Presumptive Democratic nominee Hillary Clinton acknowledged a “reasonable fear” that the recent spate of police officers ambushed and killed will overshadow law enforcement misconduct, even as she denounced both at the NAACP convention.
“There are people all across America sick over what happened in Baton Rouge and in Dallas but also fearful that the murders of police officers means that vital questions about police-community relations will go unanswered,” Clinton said Monday. “Now that is a reasonable fear, isn’t it? And all of this tells us very powerfully that we have to change …. but it can only happen if we build trust and accountability. And let’s admit it, that gets harder every time someone else is killed.”

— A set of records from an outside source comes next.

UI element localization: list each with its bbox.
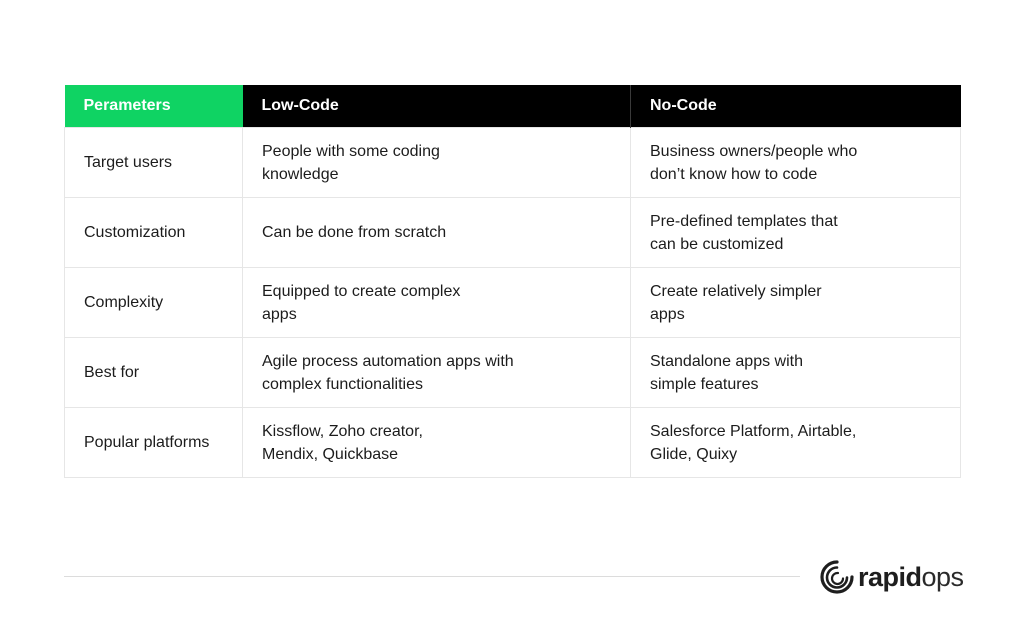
low-code-text: Can be done from scratch xyxy=(262,224,447,241)
parameter-text: Customization xyxy=(84,224,186,241)
brand-name-bold: rapid xyxy=(858,561,922,592)
footer-divider xyxy=(64,576,800,577)
cell-no-code: Business owners/people who don’t know ho… xyxy=(630,127,961,198)
table-row: Customization Can be done from scratch P… xyxy=(64,197,961,268)
brand-name: rapidops xyxy=(858,561,965,592)
cell-parameter: Popular platforms xyxy=(64,407,243,478)
no-code-text: Create relatively simpler apps xyxy=(650,282,822,323)
cell-parameter: Customization xyxy=(64,197,243,268)
header-row: Perameters Low-Code No-Code xyxy=(64,85,961,128)
no-code-text: Standalone apps with simple features xyxy=(650,352,803,393)
cell-no-code: Pre-defined templates that can be custom… xyxy=(630,197,961,268)
cell-no-code: Salesforce Platform, Airtable, Glide, Qu… xyxy=(630,407,961,478)
low-code-text: Equipped to create complex apps xyxy=(262,282,461,323)
parameter-text: Complexity xyxy=(84,294,164,311)
low-code-text: Agile process automation apps with compl… xyxy=(262,352,514,393)
cell-no-code: Standalone apps with simple features xyxy=(630,337,961,408)
header-parameters: Perameters xyxy=(64,85,243,128)
no-code-text: Business owners/people who don’t know ho… xyxy=(650,142,858,183)
table-row: Popular platforms Kissflow, Zoho creator… xyxy=(64,407,961,478)
header-no-code: No-Code xyxy=(630,85,961,128)
cell-low-code: Kissflow, Zoho creator, Mendix, Quickbas… xyxy=(242,407,631,478)
cell-no-code: Create relatively simpler apps xyxy=(630,267,961,338)
cell-parameter: Best for xyxy=(64,337,243,408)
cell-low-code: People with some coding knowledge xyxy=(242,127,631,198)
header-low-code: Low-Code xyxy=(242,85,631,128)
comparison-table: Perameters Low-Code No-Code Target users… xyxy=(64,85,961,478)
cell-parameter: Complexity xyxy=(64,267,243,338)
no-code-text: Pre-defined templates that can be custom… xyxy=(650,212,838,253)
cell-low-code: Agile process automation apps with compl… xyxy=(242,337,631,408)
rapidops-swirl-logo-icon xyxy=(820,560,854,594)
table-row: Complexity Equipped to create complex ap… xyxy=(64,267,961,338)
cell-parameter: Target users xyxy=(64,127,243,198)
parameter-text: Best for xyxy=(84,364,140,381)
cell-low-code: Can be done from scratch xyxy=(242,197,631,268)
brand-name-light: ops xyxy=(921,561,965,592)
table-row: Target users People with some coding kno… xyxy=(64,127,961,198)
parameter-text: Target users xyxy=(84,154,173,171)
brand-logo: rapidops xyxy=(820,558,964,596)
table-header: Perameters Low-Code No-Code xyxy=(64,85,961,128)
table-body: Target users People with some coding kno… xyxy=(64,127,961,478)
table-row: Best for Agile process automation apps w… xyxy=(64,337,961,408)
parameter-text: Popular platforms xyxy=(84,434,210,451)
cell-low-code: Equipped to create complex apps xyxy=(242,267,631,338)
low-code-text: Kissflow, Zoho creator, Mendix, Quickbas… xyxy=(262,422,423,463)
low-code-text: People with some coding knowledge xyxy=(262,142,440,183)
no-code-text: Salesforce Platform, Airtable, Glide, Qu… xyxy=(650,422,857,463)
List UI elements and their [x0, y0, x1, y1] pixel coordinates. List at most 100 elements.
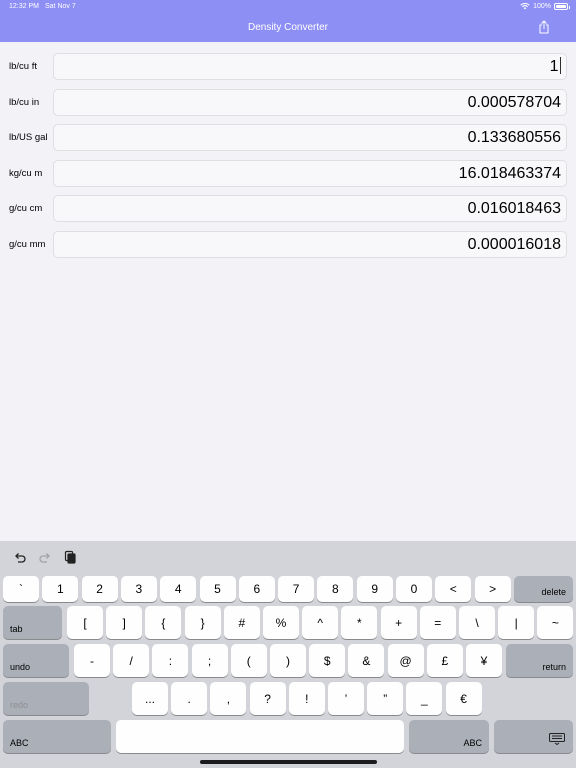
char-key[interactable]: / [113, 644, 150, 677]
char-key[interactable]: 4 [160, 576, 197, 602]
char-key[interactable]: £ [426, 644, 463, 677]
char-key[interactable]: < [435, 576, 472, 602]
char-key[interactable]: \ [459, 606, 495, 639]
share-button[interactable] [538, 20, 550, 34]
value-input-lb-us-gal[interactable]: 0.133680556 [53, 124, 567, 151]
char-key[interactable]: € [445, 682, 482, 715]
char-key[interactable]: $ [309, 644, 346, 677]
char-key[interactable]: 6 [238, 576, 275, 602]
char-key[interactable]: ” [367, 682, 404, 715]
value-input-g-cu-mm[interactable]: 0.000016018 [53, 231, 567, 258]
abc-key-right[interactable]: ABC [409, 720, 489, 753]
key-label: 4 [174, 582, 182, 596]
char-key[interactable]: 3 [120, 576, 157, 602]
char-key[interactable]: + [380, 606, 417, 639]
char-key[interactable]: 5 [199, 576, 236, 602]
key-label: 5 [214, 582, 221, 596]
char-key[interactable]: ] [106, 606, 143, 639]
key-label: ’ [344, 691, 348, 706]
key-label: * [357, 615, 362, 630]
char-key[interactable]: * [341, 606, 378, 639]
key-label: = [434, 615, 442, 630]
key-label: % [275, 615, 287, 630]
abc-key-left[interactable]: ABC [3, 720, 111, 753]
key-label: ( [246, 653, 251, 668]
value-input-kg-cu-m[interactable]: 16.018463374 [53, 160, 567, 187]
char-key[interactable]: ! [288, 682, 325, 715]
key-label: ! [305, 691, 309, 706]
key-label: ” [383, 691, 388, 706]
char-key[interactable]: 1 [42, 576, 79, 602]
char-key[interactable]: @ [387, 644, 424, 677]
key-label: ) [286, 653, 290, 668]
undo-label: undo [10, 662, 31, 672]
key-label: ? [264, 691, 271, 706]
delete-key[interactable]: delete [514, 576, 573, 602]
key-label: | [514, 615, 518, 630]
char-key[interactable]: _ [406, 682, 443, 715]
char-key[interactable]: ¥ [466, 644, 502, 677]
return-key[interactable]: return [506, 644, 573, 677]
key-label: $ [323, 653, 331, 668]
char-key[interactable]: ~ [537, 606, 574, 639]
char-key[interactable]: ; [191, 644, 228, 677]
char-key[interactable]: } [184, 606, 221, 639]
key-label: ^ [317, 615, 323, 630]
key-label: - [90, 653, 94, 668]
char-key[interactable]: ’ [328, 682, 364, 715]
space-key[interactable] [116, 720, 404, 753]
key-label: > [489, 582, 497, 596]
unit-label: g/cu mm [9, 239, 46, 250]
key-label: ~ [551, 615, 559, 630]
char-key[interactable]: ^ [302, 606, 339, 639]
char-key[interactable]: # [223, 606, 260, 639]
value-input-lb-cu-in[interactable]: 0.000578704 [53, 89, 567, 116]
value-text: 16.018463374 [458, 165, 561, 182]
share-icon [538, 20, 550, 38]
char-key[interactable]: = [419, 606, 456, 639]
char-key[interactable]: - [74, 644, 110, 677]
key-label: & [362, 653, 371, 668]
char-key[interactable]: ` [3, 576, 39, 602]
keyboard-dismiss-icon [549, 733, 565, 747]
redo-key[interactable]: redo [3, 682, 89, 715]
char-key[interactable]: [ [67, 606, 103, 639]
key-label: , [226, 691, 231, 706]
key-label: 7 [292, 582, 300, 596]
value-text: 0.133680556 [467, 129, 561, 146]
paste-icon [63, 550, 77, 568]
char-key[interactable]: | [498, 606, 535, 639]
text-cursor [559, 57, 561, 74]
char-key[interactable]: , [210, 682, 247, 715]
char-key[interactable]: > [474, 576, 511, 602]
char-key[interactable]: 8 [317, 576, 354, 602]
char-key[interactable]: { [145, 606, 182, 639]
unit-label: lb/cu ft [9, 61, 37, 72]
key-label: \ [475, 615, 479, 630]
char-key[interactable]: 9 [356, 576, 393, 602]
undo-button[interactable] [13, 550, 27, 564]
key-label: } [200, 615, 205, 630]
redo-button[interactable] [38, 550, 52, 564]
value-input-lb-cu-ft[interactable]: 1 [53, 53, 567, 80]
char-key[interactable]: 0 [396, 576, 432, 602]
char-key[interactable]: ) [270, 644, 306, 677]
char-key[interactable]: 7 [278, 576, 315, 602]
undo-icon [13, 551, 27, 568]
dismiss-keyboard-key[interactable] [494, 720, 573, 753]
char-key[interactable]: ? [249, 682, 286, 715]
undo-key[interactable]: undo [3, 644, 69, 677]
char-key[interactable]: ( [230, 644, 267, 677]
tab-key[interactable]: tab [3, 606, 62, 639]
char-key[interactable]: % [263, 606, 299, 639]
char-key[interactable]: & [348, 644, 385, 677]
char-key[interactable]: . [171, 682, 208, 715]
paste-button[interactable] [63, 550, 77, 564]
value-input-g-cu-cm[interactable]: 0.016018463 [53, 195, 567, 222]
unit-row-lb-us-gal: lb/US gal 0.133680556 [0, 124, 576, 151]
char-key[interactable]: 2 [81, 576, 118, 602]
key-label: € [460, 691, 467, 706]
key-label: : [168, 653, 173, 668]
char-key[interactable]: : [152, 644, 189, 677]
char-key[interactable]: ... [132, 682, 168, 715]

Those remarks followed an extended condemnation of the recent attacks on police. “This madness has to stop,” she said. “They represent the rule of law itself. If you take aim at that, and at them, you take aim at all of us.”
But Clinton also emphasized that she recognizes an “implicit bias” in police departments and across society that is hamstringing black communities. “We cannot rest until we root out implicit bias and stop the killings of African-Americans,” she said.

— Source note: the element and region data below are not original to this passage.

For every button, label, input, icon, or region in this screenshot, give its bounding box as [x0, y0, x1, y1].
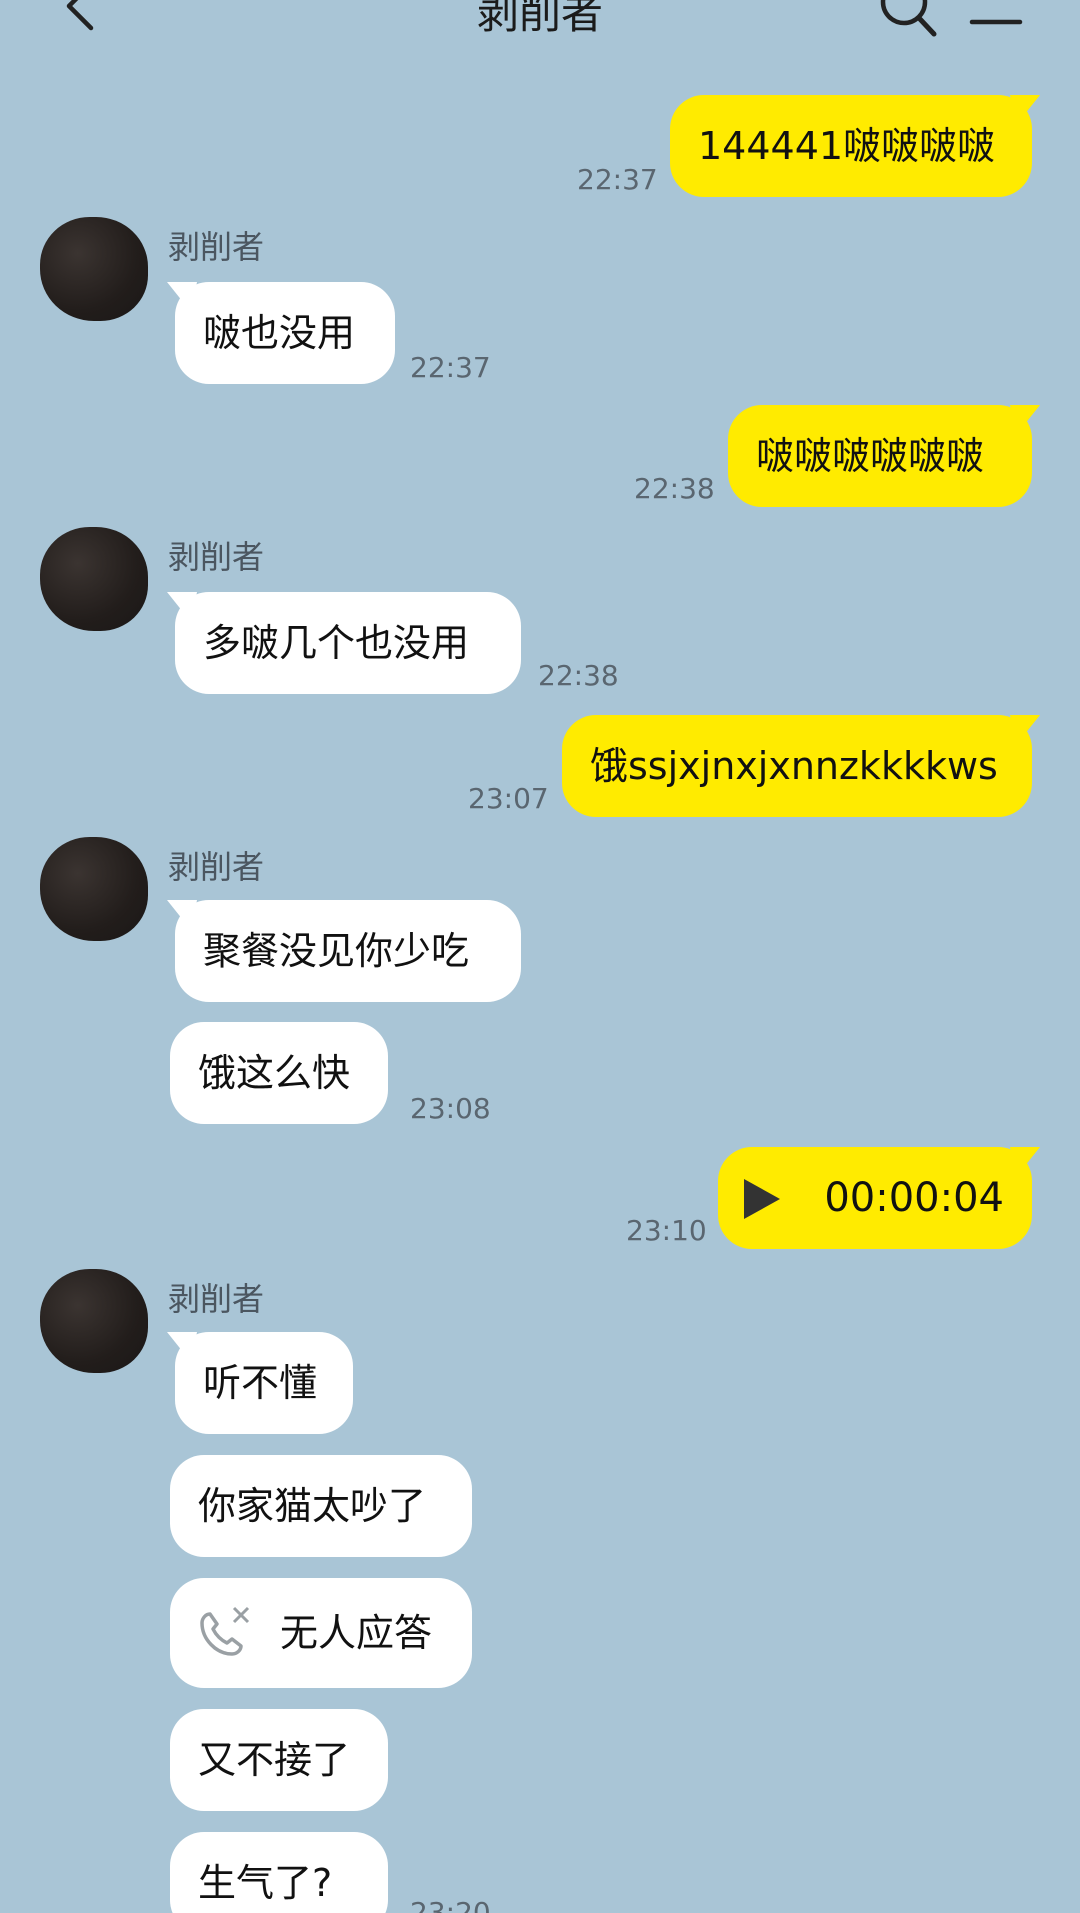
avatar[interactable] — [40, 217, 148, 321]
outgoing-message[interactable]: 144441啵啵啵啵 — [670, 95, 1032, 197]
incoming-message[interactable]: 多啵几个也没用 — [175, 592, 521, 694]
message-time: 23:20 — [410, 1896, 491, 1913]
incoming-message[interactable]: 饿这么快 — [170, 1022, 388, 1124]
menu-button[interactable] — [968, 0, 1024, 36]
incoming-message[interactable]: 又不接了 — [170, 1709, 388, 1811]
incoming-message[interactable]: 你家猫太吵了 — [170, 1455, 472, 1557]
outgoing-message[interactable]: 啵啵啵啵啵啵 — [728, 405, 1032, 507]
message-time: 22:38 — [634, 472, 715, 505]
message-time: 22:37 — [577, 163, 658, 196]
message-time: 23:08 — [410, 1092, 491, 1125]
outgoing-message[interactable]: 饿ssjxjnxjxnnzkkkkws — [562, 715, 1032, 817]
message-text: 饿ssjxjnxjxnnzkkkkws — [590, 744, 998, 788]
message-text: 多啵几个也没用 — [203, 621, 470, 665]
avatar[interactable] — [40, 527, 148, 631]
message-text: 听不懂 — [203, 1361, 318, 1405]
message-text: 饿这么快 — [198, 1051, 351, 1095]
message-time: 23:10 — [626, 1214, 707, 1247]
incoming-message[interactable]: 啵也没用 — [175, 282, 395, 384]
chat-screen: 剥削者 144441啵啵啵啵 22:37 剥削者 啵也没用 22:37 啵啵啵啵… — [0, 0, 1080, 1913]
voice-message[interactable]: 00:00:04 — [718, 1147, 1032, 1249]
message-text: 生气了? — [198, 1861, 333, 1905]
voice-duration: 00:00:04 — [824, 1175, 1004, 1221]
message-time: 22:38 — [538, 659, 619, 692]
sender-name: 剥削者 — [168, 1280, 265, 1318]
call-message[interactable]: 无人应答 — [170, 1578, 472, 1688]
message-text: 聚餐没见你少吃 — [203, 929, 470, 973]
message-time: 22:37 — [410, 351, 491, 384]
missed-call-icon — [200, 1606, 250, 1656]
message-text: 啵啵啵啵啵啵 — [756, 434, 985, 478]
search-icon — [880, 0, 937, 37]
incoming-message[interactable]: 生气了? — [170, 1832, 388, 1913]
message-time: 23:07 — [468, 782, 549, 815]
avatar[interactable] — [40, 1269, 148, 1373]
sender-name: 剥削者 — [168, 538, 265, 576]
incoming-message[interactable]: 聚餐没见你少吃 — [175, 900, 521, 1002]
call-status-text: 无人应答 — [280, 1611, 433, 1655]
message-text: 你家猫太吵了 — [198, 1484, 427, 1528]
sender-name: 剥削者 — [168, 228, 265, 266]
message-text: 144441啵啵啵啵 — [698, 124, 996, 168]
message-text: 又不接了 — [198, 1738, 351, 1782]
play-icon[interactable] — [744, 1179, 780, 1219]
chat-header: 剥削者 — [0, 0, 1080, 60]
sender-name: 剥削者 — [168, 848, 265, 886]
search-button[interactable] — [878, 0, 940, 40]
message-text: 啵也没用 — [203, 311, 356, 355]
avatar[interactable] — [40, 837, 148, 941]
incoming-message[interactable]: 听不懂 — [175, 1332, 353, 1434]
menu-icon — [969, 19, 1023, 25]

Clinton cited several examples of that, such as the need to establish national guidelines on the use of force by law enforcement, the “school-to-prison pipeline,” and policies that make it more difficult for felons to find jobs once they are released from prison. “I will ban the box in the federal government,” she said. “People deserve a real shot at an interview instead of being told no right out of the gate.”
Other domestic policy priorities figured into the speech, such as gun control — “people who care about protecting police officers should be committed to getting assault weapons off the street to start with” — including issues beyond the justice system, such as healthcare. Clinton noted “that black kids are 500 percent more likely to die of asthma than white kids,” for instance.
“Imagine if those numbers were reversed and it were white kids dying; imagine the outcry and the resources that would flood in,” she said.